CHAPTER XXXV.
ANTWERP AS IT WAS.
In the first half of the sixteenth century Antwerp was the commercial capital of the world. The great historian of the Dutch Republic[156] says, "Venice, Nuremberg,[157] Augsburg,[158] Bruges were sinking; but Antwerp, with its deep and convenient river, stretched its arm to the ocean, and caught the golden prize as it fell from its sister cities' grasp. . . . No city except Paris surpassed it in population; none approached it in commercial splendour."
Close to the great and beautiful cathedral of Antwerp is the Grand' Place, in the middle of which there is a monument representing a running warrior flinging into the river a huge hand which he has just cut off from a prostrate giant's arm. This monument is intended to explain the fanciful origin of the city's name. Two centuries before the fall of Troy—so runs the story—a savage giant, named Antigonus, held sway over the river Scaldis—that is, the Scheldt. He built himself a castle on the river bank, and levied tribute on every vessel that passed up and down the broad stream. The tribute was very heavy—no less than half the merchandise in the passing ships. If the mariners refused to pay the tribute he seized them, cut off their hands, and flung them into the river.
A Bird's-eye View of Antwerp. Photo, Topical Press.
This photograph was taken from one of the towers of Antwerp's magnificent cathedral—the largest and most beautiful Gothic church in the Netherlands. Its north tower rises to a height of more than four hundred feet. On the south side of the cathedral is the Place Verte (Green Place), with a statue of Rubens, whose famous picture, "The Descent from the Cross," formerly hung in the south transept. In the north transept was another of his great paintings, "The Elevation of the Cross."

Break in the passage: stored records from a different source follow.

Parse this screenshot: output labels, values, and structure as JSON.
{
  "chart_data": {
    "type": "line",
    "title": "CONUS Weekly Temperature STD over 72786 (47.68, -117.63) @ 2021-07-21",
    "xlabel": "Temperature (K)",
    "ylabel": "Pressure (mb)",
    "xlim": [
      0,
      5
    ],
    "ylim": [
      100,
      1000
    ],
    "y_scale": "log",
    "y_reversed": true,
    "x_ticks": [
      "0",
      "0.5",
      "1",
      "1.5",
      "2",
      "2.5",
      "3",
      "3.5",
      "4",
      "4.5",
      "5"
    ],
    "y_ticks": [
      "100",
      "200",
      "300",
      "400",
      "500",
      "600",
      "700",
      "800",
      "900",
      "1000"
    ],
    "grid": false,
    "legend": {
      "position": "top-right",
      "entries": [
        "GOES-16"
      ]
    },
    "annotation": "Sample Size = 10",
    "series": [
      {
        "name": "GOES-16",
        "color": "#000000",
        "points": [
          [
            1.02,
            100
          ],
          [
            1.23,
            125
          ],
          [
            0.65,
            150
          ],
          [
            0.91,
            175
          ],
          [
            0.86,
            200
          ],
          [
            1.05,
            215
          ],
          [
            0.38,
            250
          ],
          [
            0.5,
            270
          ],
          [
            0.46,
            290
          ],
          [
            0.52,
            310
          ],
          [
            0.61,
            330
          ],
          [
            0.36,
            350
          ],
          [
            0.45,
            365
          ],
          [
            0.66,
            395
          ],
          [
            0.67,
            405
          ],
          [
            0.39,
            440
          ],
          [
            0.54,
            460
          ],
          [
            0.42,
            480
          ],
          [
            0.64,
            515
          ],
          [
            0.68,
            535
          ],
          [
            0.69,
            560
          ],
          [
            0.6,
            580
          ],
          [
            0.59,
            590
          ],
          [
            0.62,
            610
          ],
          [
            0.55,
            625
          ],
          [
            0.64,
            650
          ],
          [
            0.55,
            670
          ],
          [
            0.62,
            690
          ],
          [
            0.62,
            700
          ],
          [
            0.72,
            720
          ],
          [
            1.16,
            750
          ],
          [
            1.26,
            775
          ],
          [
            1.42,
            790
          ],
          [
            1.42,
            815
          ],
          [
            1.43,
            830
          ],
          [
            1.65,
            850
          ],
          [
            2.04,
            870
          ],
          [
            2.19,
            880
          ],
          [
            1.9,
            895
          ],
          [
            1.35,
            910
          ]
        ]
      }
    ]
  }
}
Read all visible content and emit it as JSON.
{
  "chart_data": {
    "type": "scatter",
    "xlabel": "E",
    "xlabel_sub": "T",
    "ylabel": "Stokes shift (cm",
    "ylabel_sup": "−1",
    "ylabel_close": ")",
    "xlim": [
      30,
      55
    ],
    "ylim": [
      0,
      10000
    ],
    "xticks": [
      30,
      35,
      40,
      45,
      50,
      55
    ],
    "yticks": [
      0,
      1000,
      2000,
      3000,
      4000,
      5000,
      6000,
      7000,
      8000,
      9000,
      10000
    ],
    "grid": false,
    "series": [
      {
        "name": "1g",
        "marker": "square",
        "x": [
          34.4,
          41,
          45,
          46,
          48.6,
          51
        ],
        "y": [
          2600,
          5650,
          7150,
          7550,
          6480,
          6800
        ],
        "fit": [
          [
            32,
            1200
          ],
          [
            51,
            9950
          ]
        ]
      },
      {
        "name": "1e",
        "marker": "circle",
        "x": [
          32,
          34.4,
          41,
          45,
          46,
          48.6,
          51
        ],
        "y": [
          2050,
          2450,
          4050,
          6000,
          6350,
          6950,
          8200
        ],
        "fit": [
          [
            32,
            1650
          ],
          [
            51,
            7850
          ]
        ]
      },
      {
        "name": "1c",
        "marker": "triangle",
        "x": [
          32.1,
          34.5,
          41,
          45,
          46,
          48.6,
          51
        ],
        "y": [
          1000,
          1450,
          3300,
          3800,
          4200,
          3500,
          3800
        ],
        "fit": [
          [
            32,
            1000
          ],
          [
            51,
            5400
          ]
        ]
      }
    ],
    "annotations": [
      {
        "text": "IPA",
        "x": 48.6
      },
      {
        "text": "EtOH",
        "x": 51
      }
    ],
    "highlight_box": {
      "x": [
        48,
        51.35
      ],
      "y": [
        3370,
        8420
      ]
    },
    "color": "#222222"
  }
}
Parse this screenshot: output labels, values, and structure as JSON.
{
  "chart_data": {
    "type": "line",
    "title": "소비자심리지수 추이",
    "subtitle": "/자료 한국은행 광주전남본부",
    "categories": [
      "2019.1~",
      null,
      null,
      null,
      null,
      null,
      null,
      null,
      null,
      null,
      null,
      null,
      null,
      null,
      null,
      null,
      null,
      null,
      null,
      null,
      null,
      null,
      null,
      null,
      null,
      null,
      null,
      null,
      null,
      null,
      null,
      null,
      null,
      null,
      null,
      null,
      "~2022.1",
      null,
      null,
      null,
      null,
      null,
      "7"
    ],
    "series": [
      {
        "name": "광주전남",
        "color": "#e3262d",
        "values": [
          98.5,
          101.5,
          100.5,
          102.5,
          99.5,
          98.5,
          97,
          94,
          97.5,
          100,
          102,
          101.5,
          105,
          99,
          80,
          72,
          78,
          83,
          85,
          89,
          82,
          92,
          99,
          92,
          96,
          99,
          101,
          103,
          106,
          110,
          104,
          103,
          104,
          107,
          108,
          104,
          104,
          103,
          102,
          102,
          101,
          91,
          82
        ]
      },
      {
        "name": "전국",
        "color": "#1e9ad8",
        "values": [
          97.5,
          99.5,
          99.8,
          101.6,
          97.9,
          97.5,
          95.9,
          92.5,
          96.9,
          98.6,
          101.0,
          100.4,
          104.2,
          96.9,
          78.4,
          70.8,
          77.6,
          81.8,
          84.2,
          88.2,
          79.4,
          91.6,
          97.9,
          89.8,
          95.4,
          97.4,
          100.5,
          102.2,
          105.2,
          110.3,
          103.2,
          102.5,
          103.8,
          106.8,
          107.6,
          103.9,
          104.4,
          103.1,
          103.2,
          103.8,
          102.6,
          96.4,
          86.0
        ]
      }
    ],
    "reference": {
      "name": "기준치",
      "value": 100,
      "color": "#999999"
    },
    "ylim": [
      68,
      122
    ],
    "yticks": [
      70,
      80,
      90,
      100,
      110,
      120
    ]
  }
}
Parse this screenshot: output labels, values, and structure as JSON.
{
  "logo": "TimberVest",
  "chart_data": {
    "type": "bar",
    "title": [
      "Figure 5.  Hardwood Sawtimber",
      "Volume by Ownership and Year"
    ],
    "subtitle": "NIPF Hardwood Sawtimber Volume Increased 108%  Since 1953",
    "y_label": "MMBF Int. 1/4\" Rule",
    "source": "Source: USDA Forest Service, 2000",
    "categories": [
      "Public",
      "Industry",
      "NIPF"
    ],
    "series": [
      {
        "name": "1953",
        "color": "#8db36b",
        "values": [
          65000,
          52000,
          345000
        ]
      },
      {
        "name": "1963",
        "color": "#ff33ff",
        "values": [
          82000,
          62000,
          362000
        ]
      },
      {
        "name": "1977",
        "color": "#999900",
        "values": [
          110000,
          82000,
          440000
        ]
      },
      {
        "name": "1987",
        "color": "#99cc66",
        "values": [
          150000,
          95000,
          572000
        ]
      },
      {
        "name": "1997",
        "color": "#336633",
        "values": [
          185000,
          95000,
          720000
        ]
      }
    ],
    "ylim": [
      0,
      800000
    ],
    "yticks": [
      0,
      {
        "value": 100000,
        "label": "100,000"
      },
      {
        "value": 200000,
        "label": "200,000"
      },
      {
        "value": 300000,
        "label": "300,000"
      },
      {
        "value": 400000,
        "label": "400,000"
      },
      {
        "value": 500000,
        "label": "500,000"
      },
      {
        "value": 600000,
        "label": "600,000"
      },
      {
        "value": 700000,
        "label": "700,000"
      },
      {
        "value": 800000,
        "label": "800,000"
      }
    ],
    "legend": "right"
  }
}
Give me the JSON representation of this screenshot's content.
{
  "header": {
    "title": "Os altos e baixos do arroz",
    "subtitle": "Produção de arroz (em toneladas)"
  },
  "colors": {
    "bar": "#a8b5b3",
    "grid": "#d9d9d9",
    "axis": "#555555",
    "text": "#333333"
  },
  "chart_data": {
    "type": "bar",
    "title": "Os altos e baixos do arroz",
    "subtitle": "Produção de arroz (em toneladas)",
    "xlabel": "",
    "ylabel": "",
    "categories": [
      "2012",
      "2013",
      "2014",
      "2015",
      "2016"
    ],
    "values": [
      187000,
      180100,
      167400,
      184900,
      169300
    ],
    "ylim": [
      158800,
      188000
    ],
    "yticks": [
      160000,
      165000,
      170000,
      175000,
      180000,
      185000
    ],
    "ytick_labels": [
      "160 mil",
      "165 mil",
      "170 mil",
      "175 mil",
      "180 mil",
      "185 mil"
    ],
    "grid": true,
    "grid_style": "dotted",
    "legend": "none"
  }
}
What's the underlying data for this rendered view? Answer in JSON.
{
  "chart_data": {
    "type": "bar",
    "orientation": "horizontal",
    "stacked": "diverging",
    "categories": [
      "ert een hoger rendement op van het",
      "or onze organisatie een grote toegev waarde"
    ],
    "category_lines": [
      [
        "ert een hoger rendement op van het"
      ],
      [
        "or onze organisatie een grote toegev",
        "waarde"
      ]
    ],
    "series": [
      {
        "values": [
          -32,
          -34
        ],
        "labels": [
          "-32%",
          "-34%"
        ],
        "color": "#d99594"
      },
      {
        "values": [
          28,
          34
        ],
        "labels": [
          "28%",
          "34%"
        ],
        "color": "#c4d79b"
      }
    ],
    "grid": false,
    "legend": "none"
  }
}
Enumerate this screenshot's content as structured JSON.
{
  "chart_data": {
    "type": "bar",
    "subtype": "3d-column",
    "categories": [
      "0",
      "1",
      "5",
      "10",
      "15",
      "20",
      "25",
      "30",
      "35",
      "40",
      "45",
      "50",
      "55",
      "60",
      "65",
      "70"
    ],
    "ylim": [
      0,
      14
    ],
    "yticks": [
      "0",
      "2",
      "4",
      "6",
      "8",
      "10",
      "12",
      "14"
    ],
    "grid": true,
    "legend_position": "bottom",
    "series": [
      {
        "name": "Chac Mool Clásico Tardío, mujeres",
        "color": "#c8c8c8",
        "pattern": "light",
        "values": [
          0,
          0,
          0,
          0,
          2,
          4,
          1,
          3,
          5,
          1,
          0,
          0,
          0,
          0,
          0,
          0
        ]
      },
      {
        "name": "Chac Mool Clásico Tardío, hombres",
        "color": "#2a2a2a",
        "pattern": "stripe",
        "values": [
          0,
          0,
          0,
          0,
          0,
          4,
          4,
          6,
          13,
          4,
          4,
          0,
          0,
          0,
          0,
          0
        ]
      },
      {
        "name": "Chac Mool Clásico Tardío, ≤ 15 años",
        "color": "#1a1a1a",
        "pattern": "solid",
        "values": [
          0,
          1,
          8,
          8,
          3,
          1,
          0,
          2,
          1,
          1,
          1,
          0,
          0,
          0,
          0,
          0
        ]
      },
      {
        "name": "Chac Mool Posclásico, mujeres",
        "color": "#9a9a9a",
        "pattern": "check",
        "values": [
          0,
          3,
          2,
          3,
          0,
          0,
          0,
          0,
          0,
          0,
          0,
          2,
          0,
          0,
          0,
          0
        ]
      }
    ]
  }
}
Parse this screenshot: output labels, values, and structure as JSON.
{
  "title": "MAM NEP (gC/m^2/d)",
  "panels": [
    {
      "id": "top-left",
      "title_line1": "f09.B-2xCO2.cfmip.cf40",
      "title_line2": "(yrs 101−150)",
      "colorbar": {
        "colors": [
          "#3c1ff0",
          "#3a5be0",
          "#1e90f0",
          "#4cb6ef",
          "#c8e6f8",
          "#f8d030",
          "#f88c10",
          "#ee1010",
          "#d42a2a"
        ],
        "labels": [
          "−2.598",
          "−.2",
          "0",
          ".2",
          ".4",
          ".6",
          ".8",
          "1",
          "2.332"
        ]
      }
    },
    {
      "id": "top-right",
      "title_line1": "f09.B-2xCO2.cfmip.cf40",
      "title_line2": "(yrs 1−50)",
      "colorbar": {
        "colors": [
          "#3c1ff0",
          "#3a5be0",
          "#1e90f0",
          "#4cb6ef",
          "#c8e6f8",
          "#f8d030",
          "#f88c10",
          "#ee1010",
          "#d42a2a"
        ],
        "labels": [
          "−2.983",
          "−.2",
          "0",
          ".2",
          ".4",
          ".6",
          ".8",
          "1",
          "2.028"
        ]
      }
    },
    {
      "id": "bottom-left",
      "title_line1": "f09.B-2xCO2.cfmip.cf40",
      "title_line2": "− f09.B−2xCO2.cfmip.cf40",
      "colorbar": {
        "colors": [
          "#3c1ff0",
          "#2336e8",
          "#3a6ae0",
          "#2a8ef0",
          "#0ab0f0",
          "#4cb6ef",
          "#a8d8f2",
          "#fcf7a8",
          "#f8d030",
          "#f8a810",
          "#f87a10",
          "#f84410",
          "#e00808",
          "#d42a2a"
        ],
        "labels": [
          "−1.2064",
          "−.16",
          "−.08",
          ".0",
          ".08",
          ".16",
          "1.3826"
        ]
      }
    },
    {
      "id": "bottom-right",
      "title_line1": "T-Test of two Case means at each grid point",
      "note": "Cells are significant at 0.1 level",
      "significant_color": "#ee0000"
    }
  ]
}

At length a deliverer arose, one Salvius Brabo, a man of such valorous renown that the province of Brabant received its name from him. Brabo challenged the giant to single combat, slew him, cut off both his hands, and flung them into the Scheldt. Thus Hand-werpen—that is, "hand-throwing"—became the name of the great city. In the coat-of-arms of Antwerp you still see two severed hands flying through the air over a castle. Probably the real origin of the city's name is found in the old Flemish words 'an t' werf, which mean "on the wharf."
The city began to decline during the reign of Philip II., who was King of Spain and master of the Netherlands. In 1576 Spanish soldiers whose pay was in arrears broke into mutiny, and stormed and sacked several of the richest towns of Flanders, including Antwerp. Early in November of that year they entered the city, burnt more than a thousand houses, slew more than eight thousand citizens, plundered right and left, and behaved with the utmost cruelty. Such was the "Spanish Fury," which still forms a landmark in Flemish history. With the help of William of Orange,[159] the Spaniards were driven out of Antwerp.